When vocalist Dee Dee Bridgewater first landed in Mali, she was greeted as a long-lost relative. Literally.

Upon leaving the airport in the capital of Bamako, she was accosted by an older man, and when she couldn’t understand what he was saying he just grew more insistent. Malian producer Cheikh-Tidiane Seck, Bridgewater’s local musical contact, informed her that the man thought she was his niece who had immigrated to France, and now that she was back in Mali she was putting on airs, pretending not to know him.

Bridgewater may not have found a long-lost uncle, but in making her latest album, Red Earth (EmArcy), she has claimed her African heritage and forged a startlingly effective African jazz sound with some of Mali’s leading musicians. Traveling with her working quartet, featuring Puerto Rican pianist Edsel Gomez, bassist Ira Coleman and Argentine percussionist Minino Garay, Bridgewater combined traditional West African instrumentation with a jazz rhythm section to interpret ancient standards from the griot tradition and new pieces commenting on life in Mali from a female perspective. She’s hardly the first American jazz musician to collaborate with West African artists, but few have created such a compelling synthesis, working from the ground up.

“This red earth has possessed me all my life, and when I got off the plane and saw it in Mali, I knew I had come home,” Bridgewater says. “Everywhere I looked I saw people who looked familiar. The customs that they have are customs that black Americans have today. Ira came to me and said, ‘Dee Dee, it’s answered so many questions about why I think the way I do and why I am the way I am.’ This music is so rich. It’s completed me. I feel like I’ve really found my own voice and I can’t go back and do traditional jazz. We played a cruise for the North Sea Jazz Festival a few months ago with just a trio, and after the gig Ira, Edsel and I were like, ‘That was weird.’ I don’t know that my straightahead career is finished, but I’m already planning the next album in Mali.”

While Bridgewater’s immersion in Mali’s famously rich music culture wasn’t an obvious path for her, no other jazz singer in recent decades has created such a diverse body of work. From her brilliant hard-bop tribute to Horace Silver on 1995’s Love and Peace to her emotionally taut exploration of the music of Kurt Weill on 2002’s This is New and her love letter to France on 2005’s J’ai Deux Amours (“Two Loves Have I”), Bridgewater has created a series of highly personal projects that reach far beyond the standard repertoire. She doesn’t entirely abandon the jazz canon on Red Earth, opening the album with “Afro Blue,” which was also the title track of her debut record in 1974. Her version of Wayne Shorter’s “Footprints,” with her original lyric, serves as a moment of calm introspection on an otherwise raucous album that concludes with a ferocious version of “Compared to What.”

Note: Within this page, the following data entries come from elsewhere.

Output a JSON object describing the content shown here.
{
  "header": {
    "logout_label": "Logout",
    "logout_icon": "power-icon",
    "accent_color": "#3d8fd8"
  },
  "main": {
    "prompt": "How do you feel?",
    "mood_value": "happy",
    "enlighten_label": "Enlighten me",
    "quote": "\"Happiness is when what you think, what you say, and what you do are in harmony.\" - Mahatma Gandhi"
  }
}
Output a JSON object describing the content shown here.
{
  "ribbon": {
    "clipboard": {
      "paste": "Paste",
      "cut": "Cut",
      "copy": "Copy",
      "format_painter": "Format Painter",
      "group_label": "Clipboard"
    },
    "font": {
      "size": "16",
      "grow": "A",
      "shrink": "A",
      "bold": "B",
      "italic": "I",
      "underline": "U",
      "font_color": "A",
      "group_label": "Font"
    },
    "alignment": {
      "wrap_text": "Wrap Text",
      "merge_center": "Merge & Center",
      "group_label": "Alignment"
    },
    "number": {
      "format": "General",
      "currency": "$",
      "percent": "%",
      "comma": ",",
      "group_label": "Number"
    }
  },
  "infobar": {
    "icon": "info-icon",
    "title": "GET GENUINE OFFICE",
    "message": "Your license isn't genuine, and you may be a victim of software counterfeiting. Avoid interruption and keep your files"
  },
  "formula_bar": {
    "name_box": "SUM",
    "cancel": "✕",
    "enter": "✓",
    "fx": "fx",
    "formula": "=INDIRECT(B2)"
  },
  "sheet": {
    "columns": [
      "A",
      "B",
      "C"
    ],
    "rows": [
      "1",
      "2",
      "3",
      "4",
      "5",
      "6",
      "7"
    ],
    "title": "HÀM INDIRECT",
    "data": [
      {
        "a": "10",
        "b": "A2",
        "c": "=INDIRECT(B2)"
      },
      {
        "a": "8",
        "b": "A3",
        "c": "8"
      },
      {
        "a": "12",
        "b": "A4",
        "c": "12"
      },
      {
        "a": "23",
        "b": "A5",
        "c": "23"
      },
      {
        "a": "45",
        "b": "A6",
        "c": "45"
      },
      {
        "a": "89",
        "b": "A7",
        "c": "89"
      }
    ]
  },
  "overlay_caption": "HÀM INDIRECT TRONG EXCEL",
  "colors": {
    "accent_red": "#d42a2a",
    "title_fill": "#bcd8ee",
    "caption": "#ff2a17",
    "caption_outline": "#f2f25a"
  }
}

In a canny move, she uses Nina Simone’s “Four Women” as a bridge connecting the world of jazz matriarchs with Mali’s tradition of powerful female vocalists. The most memorable tracks on Red Earth find Bridgewater in various forms of dialogue with incandescent Malian stars. On “Bambo,” an influential protest against polygamy, she joins the song’s composer, Tata Bambo Kouyate. Bridgewater seems slightly awed by the great Wassoulou vocalist Oumou Sangaré on “Djarabi” (“Oh My Love”), while the young Kabiné Kouyaté is an eager jazz pupil on “The Griots.” Bridgewater doesn’t attempt to sing literal English translations, but on some pieces, like the heartrending “Mama Digna Sara Ye” (“Mama Don’t Ever Go Away”), she captures the tune’s incantatory phrasing and narrative momentum with a bluesy authority.

“For me, it was such a joy to have the opportunity to work with other singers who came from a place of love and sharing, with no competition,” Bridgewater says. “I’ve wanted to do that with American singers, and when I approach people it gets very touchy. It was so amazing to go to this country and receive this welcome: the prodigal son who finds his way home. Everybody says I’m from a northern tribe called the Peul. People talk to me in Bambara. It’s just amazing, to feel in your spirit that you know this music and these rhythms, and to see and hear and experience how jazz is an extension of that music.”